Democratic Republic of Congo – Profile part 1
Belgian control 1885-1908
Below is the first part of a profile of the Democratic Republic of Congo that will be developed over the coming months. Our thanks to George Jameson who researched and wrote the material below.
The Democratic Republic of Congo is a country that is situated in Central Africa. It is the second largest country on the African continent after Algeria. The Congo is the largest country in sub-Saharan Africa making it the world’s 11th largest country and with a population of just over 71 million people makes it the 19th most populous nation on earth. Given its size the Congo borders many different nations which include the Central African Republic and South Sudan to the north, Uganda, Rwanda and Burundi to the east, Zambia and Angola to the south and The Republic of the Congo to its west. The country has a short 40km stretch of coastline which touches the Atlantic ocean at Muanda.

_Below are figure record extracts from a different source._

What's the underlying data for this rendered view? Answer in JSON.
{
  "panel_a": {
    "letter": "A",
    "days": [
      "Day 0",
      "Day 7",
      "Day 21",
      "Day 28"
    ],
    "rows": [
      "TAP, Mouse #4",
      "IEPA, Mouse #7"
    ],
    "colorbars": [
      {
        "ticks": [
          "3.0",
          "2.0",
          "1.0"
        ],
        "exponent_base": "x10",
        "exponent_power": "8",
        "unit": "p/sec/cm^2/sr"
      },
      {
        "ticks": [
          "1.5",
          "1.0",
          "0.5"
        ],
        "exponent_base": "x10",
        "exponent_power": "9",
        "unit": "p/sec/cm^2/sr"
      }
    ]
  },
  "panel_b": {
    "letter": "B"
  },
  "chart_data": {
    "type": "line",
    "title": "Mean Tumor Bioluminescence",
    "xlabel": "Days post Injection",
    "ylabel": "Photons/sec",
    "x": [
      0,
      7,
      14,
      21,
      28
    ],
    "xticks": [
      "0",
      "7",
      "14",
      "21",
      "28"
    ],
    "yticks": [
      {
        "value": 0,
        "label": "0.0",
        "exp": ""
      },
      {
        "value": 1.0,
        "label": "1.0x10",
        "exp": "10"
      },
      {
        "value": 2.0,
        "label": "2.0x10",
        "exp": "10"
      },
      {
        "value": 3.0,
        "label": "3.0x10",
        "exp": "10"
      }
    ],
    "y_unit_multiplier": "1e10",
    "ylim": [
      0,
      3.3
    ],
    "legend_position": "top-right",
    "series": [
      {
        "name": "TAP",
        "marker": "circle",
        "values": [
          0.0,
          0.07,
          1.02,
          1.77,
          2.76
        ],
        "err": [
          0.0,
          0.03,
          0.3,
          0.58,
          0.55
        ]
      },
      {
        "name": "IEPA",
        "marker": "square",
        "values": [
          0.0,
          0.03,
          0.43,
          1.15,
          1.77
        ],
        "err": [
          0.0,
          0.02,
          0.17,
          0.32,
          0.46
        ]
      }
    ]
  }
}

The Democratic Republic of Congo like many other African nations before the scramble for Africa was a much more tranquil place governed by traditional native African tribes.

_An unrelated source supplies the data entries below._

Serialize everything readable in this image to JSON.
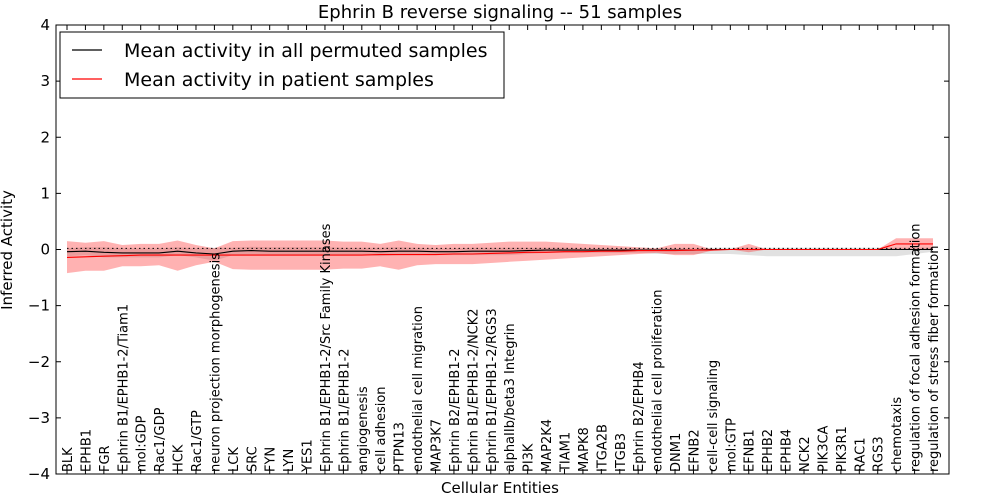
{
  "chart_data": {
    "type": "line",
    "title": "Ephrin B reverse signaling -- 51 samples",
    "xlabel": "Cellular Entities",
    "ylabel": "Inferred Activity",
    "ylim": [
      -4,
      4
    ],
    "yticks": [
      4,
      3,
      2,
      1,
      0,
      -1,
      -2,
      -3,
      -4
    ],
    "ytick_labels": [
      "4",
      "3",
      "2",
      "1",
      "0",
      "−1",
      "−2",
      "−3",
      "−4"
    ],
    "legend_position": "top-left",
    "categories": [
      "BLK",
      "EPHB1",
      "FGR",
      "Ephrin B1/EPHB1-2/Tiam1",
      "mol:GDP",
      "Rac1/GDP",
      "HCK",
      "Rac1/GTP",
      "neuron projection morphogenesis",
      "LCK",
      "SRC",
      "FYN",
      "LYN",
      "YES1",
      "Ephrin B1/EPHB1-2/Src Family Kinases",
      "Ephrin B1/EPHB1-2",
      "angiogenesis",
      "cell adhesion",
      "PTPN13",
      "endothelial cell migration",
      "MAP3K7",
      "Ephrin B2/EPHB1-2",
      "Ephrin B1/EPHB1-2/NCK2",
      "Ephrin B1/EPHB1-2/RGS3",
      "alphaIIb/beta3 Integrin",
      "PI3K",
      "MAP2K4",
      "TIAM1",
      "MAPK8",
      "ITGA2B",
      "ITGB3",
      "Ephrin B2/EPHB4",
      "endothelial cell proliferation",
      "DNM1",
      "EFNB2",
      "cell-cell signaling",
      "mol:GTP",
      "EFNB1",
      "EPHB2",
      "EPHB4",
      "NCK2",
      "PIK3CA",
      "PIK3R1",
      "RAC1",
      "RGS3",
      "chemotaxis",
      "regulation of focal adhesion formation",
      "regulation of stress fiber formation"
    ],
    "series": [
      {
        "name": "Mean activity in all permuted samples",
        "color": "#000000",
        "values": [
          -0.04,
          -0.03,
          -0.05,
          -0.06,
          -0.06,
          -0.06,
          -0.03,
          -0.06,
          -0.08,
          -0.03,
          -0.02,
          -0.03,
          -0.03,
          -0.03,
          -0.03,
          -0.03,
          -0.03,
          -0.04,
          -0.03,
          -0.03,
          -0.04,
          -0.04,
          -0.03,
          -0.03,
          -0.03,
          -0.02,
          -0.01,
          -0.01,
          -0.01,
          -0.01,
          -0.01,
          -0.01,
          -0.01,
          -0.01,
          -0.01,
          0.0,
          0.0,
          0.0,
          0.0,
          0.0,
          0.0,
          0.0,
          0.0,
          0.0,
          0.0,
          0.0,
          0.0,
          0.0
        ],
        "band_upper": [
          0.02,
          0.04,
          0.04,
          0.02,
          0.02,
          0.02,
          0.04,
          0.02,
          0.03,
          0.03,
          0.05,
          0.04,
          0.04,
          0.04,
          0.04,
          0.03,
          0.03,
          0.03,
          0.04,
          0.03,
          0.02,
          0.02,
          0.03,
          0.03,
          0.03,
          0.03,
          0.03,
          0.03,
          0.02,
          0.02,
          0.02,
          0.02,
          0.02,
          0.02,
          0.02,
          0.03,
          0.03,
          0.03,
          0.03,
          0.03,
          0.03,
          0.03,
          0.03,
          0.03,
          0.03,
          0.03,
          0.03,
          0.03
        ],
        "band_lower": [
          -0.12,
          -0.1,
          -0.14,
          -0.14,
          -0.14,
          -0.14,
          -0.1,
          -0.14,
          -0.2,
          -0.1,
          -0.09,
          -0.1,
          -0.1,
          -0.1,
          -0.1,
          -0.09,
          -0.09,
          -0.12,
          -0.1,
          -0.1,
          -0.1,
          -0.1,
          -0.1,
          -0.1,
          -0.1,
          -0.08,
          -0.06,
          -0.06,
          -0.06,
          -0.06,
          -0.06,
          -0.06,
          -0.08,
          -0.08,
          -0.08,
          -0.08,
          -0.08,
          -0.1,
          -0.12,
          -0.12,
          -0.12,
          -0.12,
          -0.12,
          -0.12,
          -0.12,
          -0.12,
          -0.08,
          -0.04
        ]
      },
      {
        "name": "Mean activity in patient samples",
        "color": "#ff0000",
        "values": [
          -0.14,
          -0.13,
          -0.12,
          -0.11,
          -0.1,
          -0.1,
          -0.1,
          -0.1,
          -0.1,
          -0.1,
          -0.1,
          -0.1,
          -0.1,
          -0.1,
          -0.1,
          -0.1,
          -0.1,
          -0.09,
          -0.09,
          -0.09,
          -0.09,
          -0.08,
          -0.08,
          -0.07,
          -0.06,
          -0.05,
          -0.05,
          -0.04,
          -0.04,
          -0.03,
          -0.03,
          -0.02,
          -0.02,
          -0.02,
          -0.01,
          -0.01,
          0.0,
          0.0,
          0.0,
          0.0,
          0.0,
          0.0,
          0.0,
          0.0,
          0.0,
          0.1,
          0.1,
          0.1
        ],
        "band_upper": [
          0.15,
          0.12,
          0.15,
          0.08,
          0.1,
          0.1,
          0.16,
          0.08,
          0.02,
          0.15,
          0.16,
          0.16,
          0.16,
          0.16,
          0.16,
          0.14,
          0.14,
          0.1,
          0.16,
          0.1,
          0.08,
          0.1,
          0.1,
          0.12,
          0.14,
          0.14,
          0.14,
          0.12,
          0.1,
          0.08,
          0.06,
          0.04,
          0.02,
          0.1,
          0.1,
          0.0,
          0.0,
          0.1,
          0.0,
          0.0,
          0.0,
          0.0,
          0.0,
          0.0,
          0.0,
          0.2,
          0.2,
          0.2
        ],
        "band_lower": [
          -0.42,
          -0.38,
          -0.38,
          -0.3,
          -0.3,
          -0.28,
          -0.38,
          -0.28,
          -0.22,
          -0.35,
          -0.36,
          -0.36,
          -0.36,
          -0.36,
          -0.36,
          -0.34,
          -0.34,
          -0.3,
          -0.36,
          -0.28,
          -0.26,
          -0.26,
          -0.26,
          -0.24,
          -0.22,
          -0.2,
          -0.18,
          -0.16,
          -0.14,
          -0.12,
          -0.1,
          -0.08,
          -0.06,
          -0.1,
          -0.1,
          -0.02,
          0.0,
          -0.05,
          0.0,
          0.0,
          0.0,
          0.0,
          0.0,
          0.0,
          0.0,
          0.0,
          0.0,
          0.0
        ]
      }
    ],
    "baseline_dotted": 0.02
  }
}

By the 1880’s the Scramble for Africa had intensified to the point where each individual European powers invaded, occupied and colonized African territory. This period saw Belgium, France, Germany, Italy, Portugal, Spain and the UK divide the continent up between them. Each of these colonial powers had differing ideas as to how their newly acquired lands should be managed.
Belgium, under the leadership of King Leopold II decided to run his new colonial territories in his own unique style. While publicly advocating humanitarianism and denouncing slavery, privately this was not the case and for almost 30 years the inhabitants of this Congo Free State as it would be soon called suffered the most unimaginable and gruelling hardships which are only matched in gruesomeness by WW1 and WW2.
The Democratic Republic of Congo is crossed by the equator which means that the seasons are reversed in the north and south. Both of these areas have two short wet seasons as well as two short dry seasons while the central part of the country enjoys a tropical hot and humid climate with temperatures in Kinshasa averaging between 18 and 32 degrees celsius. This tropical land boasts a huge range of fruits and vegetables, arable land and vast natural resources which include many highly valued minerals; Colbat, Copper, Rubber and industrial Diamonds. The amount of raw materials in the DR Congo that are untapped have been estimated to be worth in the region of US $24 trillion. However, many decades of political turmoil and civil wars have meant that this potential wealth has not been able to be exploited by the Congolese themselves. Some illegal mining has been taking place in areas of the DR Congo but the lucrative profits of these actions are not collected in tax by the government but are instead used to fund militias and their violent campaigns.